While East Vancouver is home to a number of residential bike routes, there is little access to businesses in areas like Commercial Drive, says Erin O'Melinn, executive director of HUB (formerly the Vancouver Area Cycling Coalition).
Currently, the closest streets with bike lanes running parallel to Commercial Drive are two blocks west on Woodland and four blocks east on Lakewood. There are few east-west connections, as well: Adanac and East 10th – nearly 20 blocks apart – are the only bike routes that come close to intersecting with the popular shopping district.
"It's difficult to access," said O'Melinn. And due to heavy traffic and narrow sections of pavement, Commercial Drive can be a dangerous place to cycle.
HUB is advocating for the addition of separated lanes to Commercial Drive to provide cyclists with safe, easy access to local businesses.
According to O'Melinn, 10 per cent of residents in the Commercial Drive neighbourhood currently rely on their bikes as their primary source of transportation.

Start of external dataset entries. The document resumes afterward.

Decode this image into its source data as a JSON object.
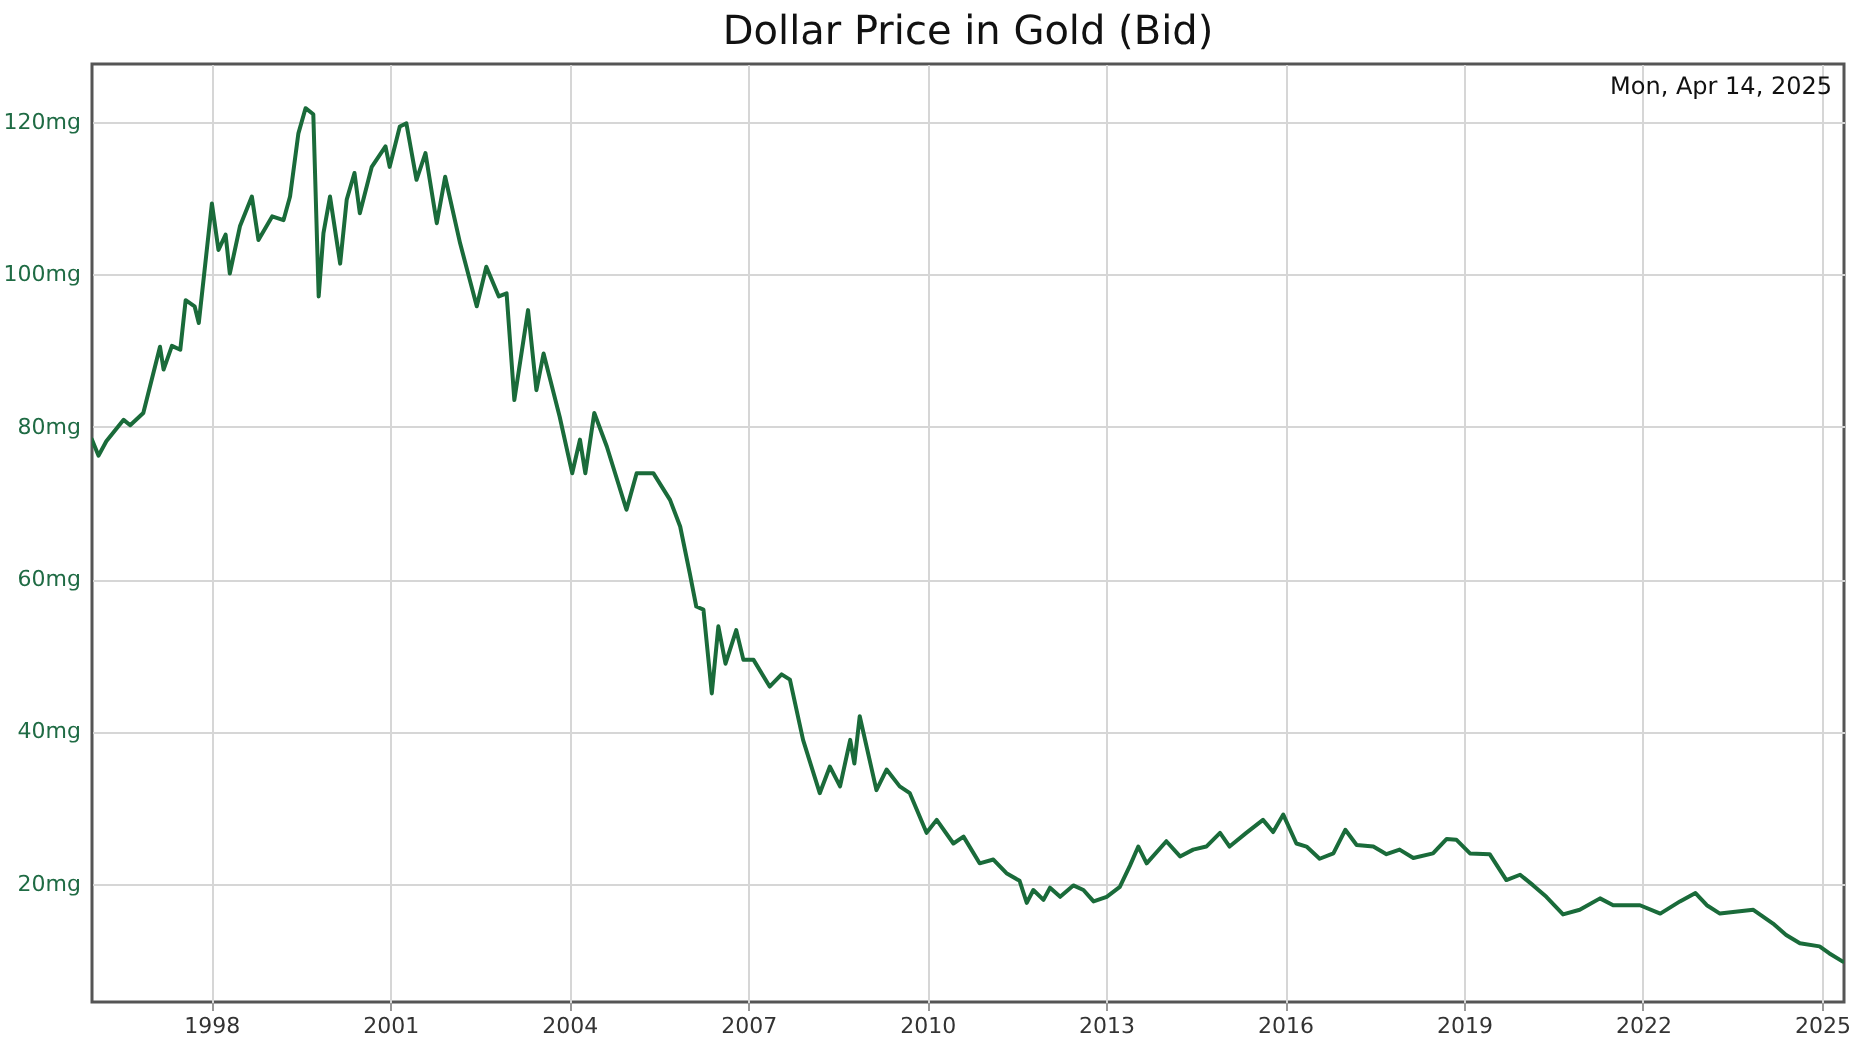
{
  "chart_data": {
    "type": "line",
    "title": "Dollar Price in Gold (Bid)",
    "annotations": [
      "Mon, Apr 14, 2025"
    ],
    "x": [
      1996.0,
      1996.11,
      1996.24,
      1996.53,
      1996.64,
      1996.86,
      1997.14,
      1997.2,
      1997.34,
      1997.48,
      1997.57,
      1997.72,
      1997.79,
      1998.01,
      1998.12,
      1998.24,
      1998.31,
      1998.48,
      1998.68,
      1998.79,
      1999.02,
      1999.21,
      1999.32,
      1999.46,
      1999.58,
      1999.71,
      1999.8,
      1999.88,
      1999.99,
      2000.16,
      2000.27,
      2000.4,
      2000.49,
      2000.69,
      2000.92,
      2000.99,
      2001.16,
      2001.27,
      2001.44,
      2001.59,
      2001.78,
      2001.92,
      2002.17,
      2002.45,
      2002.61,
      2002.82,
      2002.95,
      2003.08,
      2003.31,
      2003.45,
      2003.57,
      2003.84,
      2004.05,
      2004.18,
      2004.27,
      2004.42,
      2004.63,
      2004.96,
      2005.13,
      2005.41,
      2005.69,
      2005.86,
      2006.02,
      2006.13,
      2006.25,
      2006.39,
      2006.5,
      2006.62,
      2006.8,
      2006.92,
      2007.09,
      2007.36,
      2007.56,
      2007.7,
      2007.92,
      2008.2,
      2008.37,
      2008.54,
      2008.71,
      2008.78,
      2008.87,
      2009.15,
      2009.32,
      2009.54,
      2009.71,
      2009.99,
      2010.16,
      2010.44,
      2010.61,
      2010.88,
      2011.11,
      2011.33,
      2011.55,
      2011.67,
      2011.78,
      2011.95,
      2012.06,
      2012.23,
      2012.45,
      2012.62,
      2012.79,
      2013.01,
      2013.23,
      2013.4,
      2013.54,
      2013.68,
      2014.01,
      2014.24,
      2014.46,
      2014.68,
      2014.91,
      2015.07,
      2015.35,
      2015.63,
      2015.8,
      2015.97,
      2016.19,
      2016.36,
      2016.58,
      2016.81,
      2017.01,
      2017.2,
      2017.48,
      2017.7,
      2017.92,
      2018.15,
      2018.48,
      2018.71,
      2018.87,
      2019.1,
      2019.43,
      2019.71,
      2019.94,
      2020.16,
      2020.38,
      2020.66,
      2020.94,
      2021.28,
      2021.5,
      2021.95,
      2022.29,
      2022.62,
      2022.88,
      2023.07,
      2023.29,
      2023.51,
      2023.85,
      2024.18,
      2024.4,
      2024.63,
      2024.96,
      2025.12,
      2025.35
    ],
    "series": [
      {
        "color": "#1a6b3a",
        "values": [
          78.3,
          76.2,
          78.1,
          80.9,
          80.2,
          81.8,
          90.5,
          87.5,
          90.6,
          90.1,
          96.6,
          95.8,
          93.6,
          109.3,
          103.2,
          105.2,
          100.1,
          106.3,
          110.2,
          104.5,
          107.6,
          107.1,
          110.2,
          118.5,
          121.8,
          121.0,
          97.1,
          105.4,
          110.2,
          101.4,
          109.8,
          113.3,
          108.0,
          114.1,
          116.8,
          114.1,
          119.4,
          119.8,
          112.4,
          115.9,
          106.7,
          112.8,
          104.1,
          95.8,
          101.0,
          97.1,
          97.5,
          83.5,
          95.3,
          84.8,
          89.6,
          81.3,
          73.9,
          78.3,
          73.9,
          81.8,
          77.4,
          69.1,
          73.9,
          73.9,
          70.4,
          66.9,
          60.8,
          56.4,
          56.0,
          45.0,
          53.8,
          48.9,
          53.3,
          49.4,
          49.4,
          45.9,
          47.5,
          46.8,
          38.9,
          31.9,
          35.4,
          32.8,
          38.9,
          35.8,
          42.0,
          32.3,
          35.0,
          32.8,
          31.9,
          26.7,
          28.4,
          25.3,
          26.2,
          22.7,
          23.2,
          21.4,
          20.4,
          17.5,
          19.2,
          17.9,
          19.5,
          18.3,
          19.8,
          19.2,
          17.7,
          18.3,
          19.6,
          22.4,
          24.9,
          22.7,
          25.6,
          23.6,
          24.5,
          24.9,
          26.7,
          24.9,
          26.7,
          28.4,
          26.8,
          29.1,
          25.3,
          24.9,
          23.3,
          24.0,
          27.1,
          25.1,
          24.9,
          23.9,
          24.5,
          23.4,
          24.0,
          25.9,
          25.8,
          24.0,
          23.9,
          20.5,
          21.2,
          19.8,
          18.3,
          16.0,
          16.6,
          18.1,
          17.2,
          17.2,
          16.1,
          17.7,
          18.8,
          17.2,
          16.1,
          16.3,
          16.6,
          14.8,
          13.3,
          12.2,
          11.8,
          10.9,
          9.8
        ]
      }
    ],
    "xlim": [
      1996.0,
      2025.37
    ],
    "xticks": [
      1998,
      2001,
      2004,
      2007,
      2010,
      2013,
      2016,
      2019,
      2022,
      2025
    ],
    "ylim": [
      4.5,
      127.6
    ],
    "yticks": [
      {
        "value": 20,
        "label": "20mg"
      },
      {
        "value": 40,
        "label": "40mg"
      },
      {
        "value": 60,
        "label": "60mg"
      },
      {
        "value": 80,
        "label": "80mg"
      },
      {
        "value": 100,
        "label": "100mg"
      },
      {
        "value": 120,
        "label": "120mg"
      }
    ],
    "grid": true,
    "marker": "none",
    "line_style": "solid"
  }
}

"And this is in a neighbourhood without bike infrastructure," she said.
Business owners in the area aren't convinced, however.
Nick Pogor is the executive director of Commercial Drive Business Improvement Association, and he says any bike lane options that displace parking spots would hurt businesses.
"We're all for bikes and alternative modes of transportation, but businesses along the street need parking, on both side of the street," he said. "I think it would really change the character of the street in a negative way, because the mom-and-pop stores wouldn't survive."
Pogor said the BIA would interested in placing bike lanes on side streets that are closer to Commercial than the current options.
However, separated bike lanes may actually improve business, HUB contends.
According to O'Melinn, a recent study conducted along the busy Toronto shopping district of Bloor Street found that merchants vastly overestimated how many of their customers use cars. Meanwhile, studies done in Seattle and New York have suggested bike lanes there have had a positive effect on business.
"The impact is almost always positive when bike infrastructure is placed on commercial streets," said O'Melinn. "A parking spot [accommodates] just one customer, but a bike rack is 10 people."
With a review of the Grandview-Woodlands Community Plan currently taking place, O'Melinn is hopeful the City of Vancouver will see fit to consider adding cycling infrastructure to the Commercial Drive corridor. She says some businesses she's talked to in the area support separated bike lanes, including a number of the coffee shops.
"But any change is hard," says O'Melinn.